Jimmy Wilkinson Knife wrote:
On Sun, 21 Oct 2018 02:59:17 +0100, Paul wrote:

Jimmy Wilkinson Knife wrote:


I think it did stay lit, but that could be paging as it only has 4GB
RAM.

Correction - very little disk activity, 43% CPU usage (of 4 cores).


They recommend doing a "Save" first, then "Exit" here.

https://forums.thesims.com/EN_US/dis...rever-to-close


The purpose of doing a test like that, is to see if the
thing is tasked with exiting only, it can do that in
a reasonable period of time.


I always save then exit, and yes it takes ages.


cd C:\Program Files (x86)\Steam\steamapps\common\The Sims 3\Game\Bin\
start /affinity 3 TS3W.exe

"The game has thread-pool issues with more than 2 cores.
If you prefer playing at 60 fps, whatever."

When you saw 43% CPU usage on a quad core, it can certainly
be railed on two cores, but smeared over four cores.

*******

If you feel unsure about the usage of affinity, and
don't want to adjust affinity from Task Manager, the
Boot Manager in Windows should also have the option
to limit cores.
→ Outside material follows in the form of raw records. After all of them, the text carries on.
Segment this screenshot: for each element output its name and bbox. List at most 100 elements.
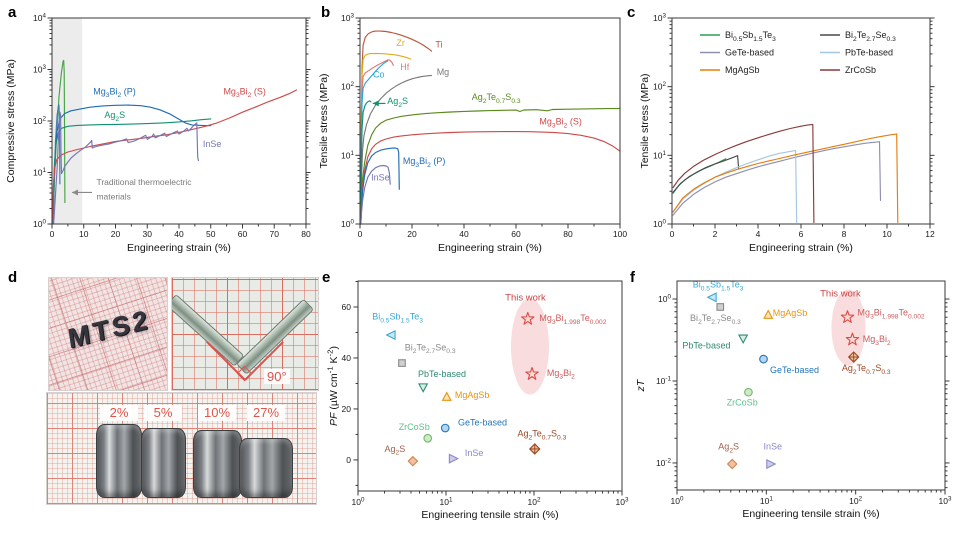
svg-text:100: 100 [352,496,365,507]
svg-text:Mg3Bi2: Mg3Bi2 [863,334,891,347]
panel-label-a: a [8,4,17,21]
svg-text:MgAgSb: MgAgSb [773,308,808,318]
svg-text:Engineering tensile strain (%): Engineering tensile strain (%) [742,508,879,520]
photo-sample-letters: MTS2 [48,277,168,391]
svg-text:Mg3Bi2 (P): Mg3Bi2 (P) [403,156,445,169]
svg-text:Engineering strain (%): Engineering strain (%) [127,242,231,254]
svg-text:This work: This work [820,288,861,299]
svg-text:100: 100 [613,229,627,239]
svg-text:Hf: Hf [400,62,409,72]
svg-text:Mg3Bi2: Mg3Bi2 [547,368,575,381]
chart-b-canvas: 0 20 40 60 80 100 100 101 102 103 Engineering stra… [318,12,627,254]
cylinder-strain-label: 5% [144,405,182,421]
svg-text:Zr: Zr [396,38,405,48]
svg-text:Engineering tensile strain (%): Engineering tensile strain (%) [421,509,558,521]
svg-text:40: 40 [459,229,469,239]
svg-text:0: 0 [346,455,351,465]
bent-strip-left-arm [172,294,245,367]
svg-text:102: 102 [341,81,354,92]
svg-text:Ag2S: Ag2S [718,442,739,455]
svg-text:Ag2Te0.7S0.3: Ag2Te0.7S0.3 [518,428,567,441]
svg-text:PbTe-based: PbTe-based [682,340,730,350]
svg-text:InSe: InSe [371,173,390,183]
svg-text:GeTe-based: GeTe-based [458,418,507,428]
svg-text:40: 40 [174,229,184,239]
svg-text:Ti: Ti [435,40,442,50]
svg-text:20: 20 [111,229,121,239]
cylinder-sample [239,438,293,498]
svg-text:102: 102 [33,115,46,126]
svg-text:101: 101 [440,496,453,507]
panel-label-f: f [630,269,635,286]
svg-text:2: 2 [713,229,718,239]
svg-text:20: 20 [407,229,417,239]
svg-text:Compressive stress (MPa): Compressive stress (MPa) [5,59,17,183]
svg-text:103: 103 [616,496,629,507]
svg-text:GeTe-based: GeTe-based [725,48,774,58]
cylinder-sample [141,428,186,498]
svg-text:100: 100 [671,495,684,506]
svg-text:Bi0.5Sb1.5Te3: Bi0.5Sb1.5Te3 [693,280,744,293]
panel-label-b: b [321,4,331,21]
svg-text:104: 104 [33,12,46,23]
cylinder-strain-label: 10% [198,405,236,421]
svg-text:ZrCoSb: ZrCoSb [399,422,430,432]
svg-text:80: 80 [563,229,573,239]
svg-text:Bi0.5Sb1.5Te3: Bi0.5Sb1.5Te3 [725,30,776,43]
svg-text:Mg3Bi2 (S): Mg3Bi2 (S) [223,86,265,99]
svg-text:MgAgSb: MgAgSb [455,390,490,400]
svg-text:100: 100 [33,218,46,229]
svg-text:PbTe-based: PbTe-based [845,48,893,58]
cylinder-sample [193,430,242,498]
svg-text:60: 60 [511,229,521,239]
svg-text:0: 0 [50,229,55,239]
svg-text:20: 20 [342,404,352,414]
photo-bent-sample: 90° [171,277,319,391]
svg-text:10: 10 [79,229,89,239]
svg-text:10: 10 [882,229,892,239]
svg-text:0: 0 [670,229,675,239]
svg-text:PbTe-based: PbTe-based [418,369,466,379]
svg-text:materials: materials [96,191,130,201]
svg-text:Ag2S: Ag2S [104,110,125,123]
svg-text:103: 103 [341,12,354,23]
svg-text:50: 50 [206,229,216,239]
chart-a-canvas: 0 10 20 30 40 50 60 70 80 100 101 102 103 104 Engineer… [5,12,311,254]
svg-text:Bi2Te2.7Se0.3: Bi2Te2.7Se0.3 [845,30,896,43]
svg-text:102: 102 [849,495,862,506]
cylinder-strain-label: 27% [247,405,285,421]
svg-text:Engineering strain (%): Engineering strain (%) [749,242,853,254]
panel-c-tensile-stress-chart: 0 2 4 6 8 10 12 100 101 102 103 Engineering strain … [639,0,958,266]
svg-text:101: 101 [760,495,773,506]
panel-label-c: c [627,4,636,21]
bend-angle-label: 90° [264,369,290,384]
chart-e-canvas: Bi0.5Sb1.5Te3 Bi2Te2.7Se0.3 PbTe-based MgAg… [326,280,629,521]
svg-text:8: 8 [842,229,847,239]
svg-text:101: 101 [341,150,354,161]
svg-text:40: 40 [342,353,352,363]
svg-text:12: 12 [925,229,935,239]
svg-text:Ag2S: Ag2S [387,96,408,109]
svg-text:Mg3Bi1.998Te0.002: Mg3Bi1.998Te0.002 [539,313,606,326]
svg-text:4: 4 [756,229,761,239]
svg-text:InSe: InSe [203,139,222,149]
svg-text:102: 102 [653,81,666,92]
svg-text:Mg3Bi2 (P): Mg3Bi2 (P) [93,86,135,99]
svg-text:101: 101 [33,167,46,178]
svg-text:Bi2Te2.7Se0.3: Bi2Te2.7Se0.3 [690,313,741,326]
svg-text:103: 103 [653,12,666,23]
svg-text:Mg3Bi1.998Te0.002: Mg3Bi1.998Te0.002 [858,307,925,320]
panel-label-d: d [8,269,18,286]
svg-text:ZrCoSb: ZrCoSb [845,65,876,75]
svg-text:zT: zT [636,378,647,392]
svg-text:70: 70 [270,229,280,239]
panel-label-e: e [322,269,331,286]
svg-text:Mg: Mg [437,67,450,77]
svg-text:This work: This work [505,293,546,304]
svg-text:Ag2Te0.7S0.3: Ag2Te0.7S0.3 [472,92,521,105]
svg-text:PF (µW cm-1 K-2): PF (µW cm-1 K-2) [326,346,340,426]
svg-text:Mg3Bi2 (S): Mg3Bi2 (S) [539,117,581,130]
svg-text:10-1: 10-1 [656,375,672,386]
cylinder-sample [96,424,142,498]
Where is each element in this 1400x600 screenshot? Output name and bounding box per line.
Purely as an experiment, you could
drop the machine to two cores at boot time, and
run the game for a test that way. If it shuts down
faster under those conditions, it could be that
"thread-pool issue" mentioned above. But it would
have to fork one hell of a lot of threads, to need
minutes to clean up afterwards. If each thread was
actively working on something and refused to quit,
it might be a different matter. I didn't think threads
were that hard to kill. Threads are lighter in weight
than a full process, and should be under the complete
control of the boss task. I don't really know if there's
a way that a thread pool can "go nuts".

On Win2K or WinXP, it was the "NUMPROC" option. Which gives
a search term to use for Windows 10. The Intel page is
for the boot.ini era.

https://software.intel.com/en-us/art...windows-system

And this is an example of a Vista/W7/W8/W10 command
to limit cores. You can run the commands from an
Administrator Command Prompt window.

https://www.geoffchappell.com/notes/...er/numproc.htm

bcdedit === review current settings. So you know what
it should look like later.

bcdedit /set numproc 2 === limit number of processor cores

bcdedit

bcdedit /deletevalue {default} numproc === can remove it entirely to
return system to original
condition.

Programs themselves can set their own affinity. If EA/Maxis
knew there was a problem, they could patch the product
so it set affinity when necessary.

An example of a program that set its own affinity, was
DScaler (a program that runs a WinTV card). It sets
affinity to two particular cores, in the hope the two
processes the program uses, will never run on the same
core. Doing that, was supposed to prevent the processes
from competing with one another. When you pin tasks
like that, the scheduler will still try to even the
load out on all cores, and the setting doesn't "exclude"
other programs from running on the cores in question.